Sa conscience professionnelle et son sens de l’équité, tout personnel, l’ont conduit tout droit dans le box. Maurice Meyer, 61 ans, un ex-receveur de l’établissement public, également conseiller financier, a été condamné par le tribunal correctionnel de Colmar à trente-six mois de prison dont douze avec sursis.
L’indélicat fonctionnaire figure dans le prétoire pour avoir détourné, au total, la modique somme de 1,7 million d’euros, et pour avoir régulé – selon son bon vouloir, souvent à son profit – les comptes de ses clients floués.
Ses acrobaties financières s’étalent sur quinze années. Elles ont pris fin en 2007 lorsque Maurice Meyer fait valoir ses droits à la retraite. Cet homme de taille moyenne, au physique de M. Tout-le-Monde, est démasqué le jour où l’une de ses déposantes découvre, stupéfaite, que son compte a subi d’inexplicables ponctions. Le successeur du retraité a beau compter et recompter, rien n’y fait. Pire. Le cas litigieux est loin d’être isolé ! Plusieurs épargnants ont été grugés en toute discrétion. L’alerte est donnée. Panique en haut lieu.
«
Tout le monde se sent lésé », soupire alors, accablé, le directeur régional de l’établissement public chargé de dédommager le bon millier d’abusés.
« Sans piston »
Chef de l’agence postale d’Andolsheim (Haut-Rhin), le sexagénaire est plutôt bien noté par sa hiérarchie. Maurice Meyer, plus de vingt-cinq ans de maison, connaît son monde. C’est l’exemple même de la méritocratie au sein de l’entreprise publique. Il en a patiemment gravi tous les échelons. «
Sans piston, ni entregent particulier », insiste Me Daniel Monheit, son avocat, sollicité par
France-Soir. Facteur, receveur, comptable, chef de bureau pour finir : Maurice, dit en substance l’ensemble de ses collègues, «
c’est la probité même, le gars avec le cœur sur la main ».

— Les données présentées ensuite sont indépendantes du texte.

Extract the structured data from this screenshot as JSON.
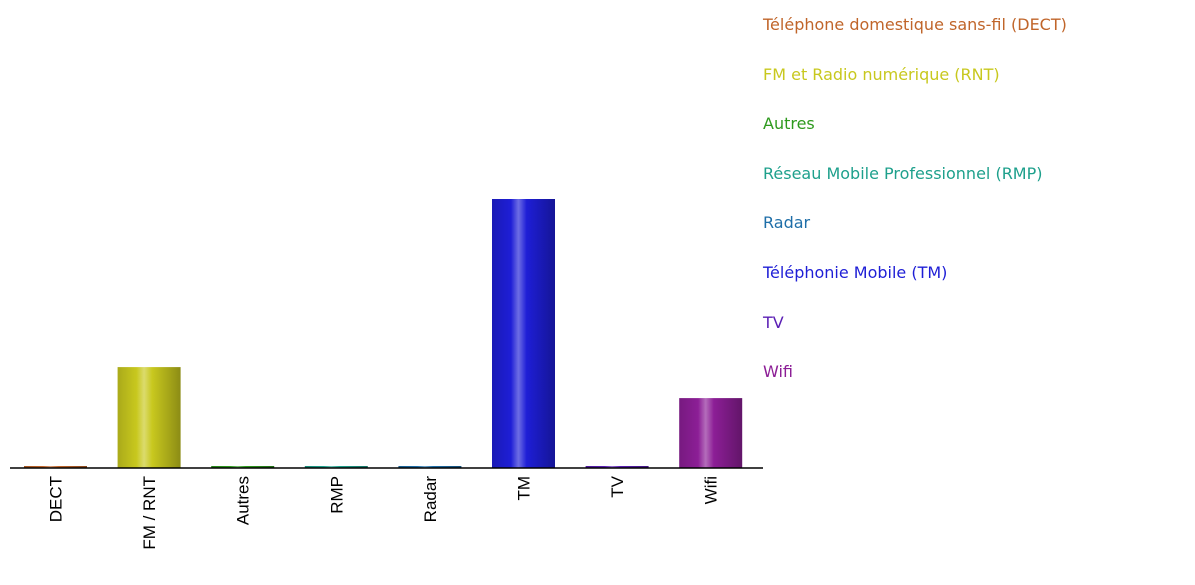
{
  "chart_data": {
    "type": "bar",
    "categories": [
      "DECT",
      "FM / RNT",
      "Autres",
      "RMP",
      "Radar",
      "TM",
      "TV",
      "Wifi"
    ],
    "values": [
      0.5,
      37.5,
      0.3,
      0.3,
      0.3,
      100,
      0.5,
      26
    ],
    "ylim": [
      0,
      100
    ],
    "grid": false,
    "legend_position": "right",
    "legend": [
      {
        "label": "Téléphone domestique sans-fil (DECT)",
        "color": "#c0652a"
      },
      {
        "label": "FM et Radio numérique (RNT)",
        "color": "#c8c81e"
      },
      {
        "label": "Autres",
        "color": "#2e9a1e"
      },
      {
        "label": "Réseau Mobile Professionnel (RMP)",
        "color": "#1ea08c"
      },
      {
        "label": "Radar",
        "color": "#1e6ea8"
      },
      {
        "label": "Téléphonie Mobile (TM)",
        "color": "#1e1ed6"
      },
      {
        "label": "TV",
        "color": "#5a1eb4"
      },
      {
        "label": "Wifi",
        "color": "#8c1e96"
      }
    ]
  }
}
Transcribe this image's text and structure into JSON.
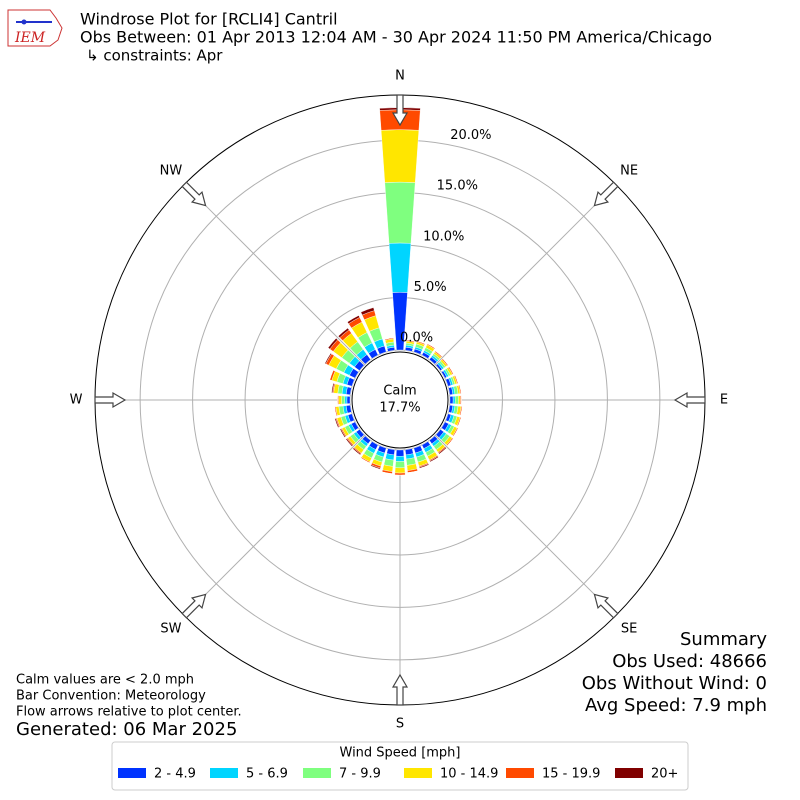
{
  "logo_text": "IEM",
  "chart_data": {
    "type": "windrose",
    "title": "Windrose Plot for [RCLI4] Cantril",
    "subtitle": "Obs Between: 01 Apr 2013 12:04 AM - 30 Apr 2024 11:50 PM America/Chicago",
    "constraints": "↳ constraints: Apr",
    "x": [
      0,
      10,
      20,
      30,
      40,
      50,
      60,
      70,
      80,
      90,
      100,
      110,
      120,
      130,
      140,
      150,
      160,
      170,
      180,
      190,
      200,
      210,
      220,
      230,
      240,
      250,
      260,
      270,
      280,
      290,
      300,
      310,
      320,
      330,
      340,
      350
    ],
    "direction_labels": [
      {
        "value": 0,
        "label": "N"
      },
      {
        "value": 45,
        "label": "NE"
      },
      {
        "value": 90,
        "label": "E"
      },
      {
        "value": 135,
        "label": "SE"
      },
      {
        "value": 180,
        "label": "S"
      },
      {
        "value": 225,
        "label": "SW"
      },
      {
        "value": 270,
        "label": "W"
      },
      {
        "value": 315,
        "label": "NW"
      }
    ],
    "ylim": [
      0,
      24.3
    ],
    "yticks": [
      {
        "value": 0,
        "label": "0.0%"
      },
      {
        "value": 5,
        "label": "5.0%"
      },
      {
        "value": 10,
        "label": "10.0%"
      },
      {
        "value": 15,
        "label": "15.0%"
      },
      {
        "value": 20,
        "label": "20.0%"
      }
    ],
    "grid": true,
    "calm": {
      "label": "Calm",
      "value": 17.7,
      "value_label": "17.7%"
    },
    "legend_title": "Wind Speed [mph]",
    "series": [
      {
        "name": "2 - 4.9",
        "color": "#0033ff",
        "values": [
          5.5,
          0.3,
          0.3,
          0.3,
          0.3,
          0.2,
          0.2,
          0.3,
          0.3,
          0.3,
          0.3,
          0.3,
          0.4,
          0.4,
          0.4,
          0.4,
          0.5,
          0.5,
          0.6,
          0.5,
          0.5,
          0.5,
          0.4,
          0.4,
          0.4,
          0.4,
          0.4,
          0.3,
          0.4,
          0.5,
          0.6,
          0.6,
          0.6,
          0.6,
          0.6,
          0.3
        ]
      },
      {
        "name": "5 - 6.9",
        "color": "#00d5ff",
        "values": [
          4.7,
          0.2,
          0.2,
          0.2,
          0.2,
          0.2,
          0.2,
          0.2,
          0.2,
          0.2,
          0.2,
          0.3,
          0.3,
          0.3,
          0.3,
          0.4,
          0.4,
          0.4,
          0.5,
          0.5,
          0.4,
          0.4,
          0.3,
          0.3,
          0.3,
          0.3,
          0.3,
          0.2,
          0.4,
          0.4,
          0.6,
          0.6,
          0.6,
          0.7,
          0.7,
          0.2
        ]
      },
      {
        "name": "7 - 9.9",
        "color": "#7fff7f",
        "values": [
          5.8,
          0.2,
          0.3,
          0.3,
          0.2,
          0.2,
          0.2,
          0.2,
          0.3,
          0.3,
          0.3,
          0.3,
          0.3,
          0.4,
          0.4,
          0.4,
          0.5,
          0.6,
          0.6,
          0.6,
          0.5,
          0.5,
          0.4,
          0.4,
          0.4,
          0.4,
          0.4,
          0.3,
          0.4,
          0.6,
          0.8,
          0.9,
          0.9,
          1.1,
          1.1,
          0.3
        ]
      },
      {
        "name": "10 - 14.9",
        "color": "#ffe600",
        "values": [
          5.0,
          0.2,
          0.2,
          0.3,
          0.2,
          0.2,
          0.2,
          0.2,
          0.2,
          0.2,
          0.3,
          0.3,
          0.3,
          0.3,
          0.3,
          0.4,
          0.4,
          0.5,
          0.5,
          0.5,
          0.4,
          0.4,
          0.4,
          0.3,
          0.3,
          0.4,
          0.3,
          0.3,
          0.4,
          0.5,
          0.8,
          1.0,
          1.0,
          1.1,
          1.2,
          0.3
        ]
      },
      {
        "name": "15 - 19.9",
        "color": "#ff4a00",
        "values": [
          1.9,
          0.1,
          0.1,
          0.1,
          0.1,
          0.1,
          0.1,
          0.1,
          0.1,
          0.1,
          0.1,
          0.1,
          0.1,
          0.1,
          0.1,
          0.1,
          0.1,
          0.2,
          0.2,
          0.2,
          0.2,
          0.1,
          0.1,
          0.1,
          0.1,
          0.1,
          0.1,
          0.1,
          0.1,
          0.2,
          0.3,
          0.4,
          0.4,
          0.5,
          0.5,
          0.1
        ]
      },
      {
        "name": "20+",
        "color": "#800000",
        "values": [
          0.2,
          0,
          0,
          0,
          0,
          0,
          0,
          0,
          0,
          0,
          0,
          0,
          0,
          0,
          0.1,
          0.1,
          0.1,
          0,
          0,
          0,
          0.1,
          0,
          0.1,
          0.1,
          0.1,
          0.1,
          0,
          0,
          0.1,
          0,
          0.1,
          0.2,
          0.2,
          0.2,
          0.3,
          0
        ]
      }
    ],
    "summary": [
      "Summary",
      "Obs Used: 48666",
      "Obs Without Wind: 0",
      "Avg Speed: 7.9 mph"
    ],
    "notes": [
      "Calm values are < 2.0 mph",
      "Bar Convention: Meteorology",
      "Flow arrows relative to plot center."
    ],
    "generated": "Generated: 06 Mar 2025"
  }
}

Dans le secret de son bureau, le postier aguerri se livre pourtant à de drôles d’opérations dont il est seul maître. Au milieu de l’année 1995, il effectue des retraits sur les comptes de clients pour en alimenter d’autres. Comme une lettre à La Poste. Raison invoquée ? Comme recroquevillé sur lui-même dans le box, le prévenu risque une singulière justification. A l’écouter, lorsque les placements ne tenaient pas leurs promesses, il prenait l’argent des plus aisés pour indemniser ceux qui avaient subi des pertes… «
J’étais sûr que je pourrais rembourser quand les marchés remonteraient. Les crédits, c’était pour fidéliser la clientèle, éviter qu’elle n’aille ailleurs », répond-il, débonnaire, aux questions du président, Claude Cebula, une curieuse conception comptable chevillée au corps. Il fait valoir qu’il n’a, somme toute, lésé qu’une infime partie de ses 1.500 clients, à savoir une trentaine dont certains ont été indemnisés par la Banque postale dans les mois suivant la découverte de la supercherie.
« Engrenage »
L’instruction menée par la juge de Colmar, Lydia Pflug, taille cependant en pièce la prétendue sollicitude du suspect mis en examen, le 22 août 2007, pour «
abus de confiance », «
faux » et «
usage de faux » avant d’être écroué dans la foulée. Elle établit que sur les 1,7 million d’euros siphonnés, 450.000 euros ont servi à financer, dans l’ordre, la restauration de deux maisons de famille, les études de ses enfants, ainsi que l’achat de plusieurs voitures… Des sommes soustraites qui n’ont pas grand-chose à voir avec le profil de Robin des bois de La Poste dans lequel le prévenu essaie de se couler.
Selon son conseil, «
le début de l’engrenage » coïncide avec l’héritage qu’obtient subitement son client. Un don du ciel aux allures de cadeau empoisonné. Les travaux de restauration des deux bicoques défraîchies, situées à Sainte-Marie-aux-Mines (Haut-Rhin), sont très honéreux. «
C’est à partir de là qu’il a commencé à puiser dans l’argent des épargnants. C’était facile… », résume Me Monheit, encore bluffé par l’habileté de son client. D’autant plus aisé que, selon lui, «
le service de contrôle de La Poste, défaillant, n’y a vu que du feu… »
Libéré en février 2009, à l’issue de six mois de détention provisoire, Maurice Meyer vit aujourd’hui avec une retraite de quelque 2.200 euros mensuels. Contraint de vendre ses deux maisons ainsi que son appartement, il doit désormais s’acquitter de 900.000 euros, le prix à payer pour honorer la totalité de ses dettes.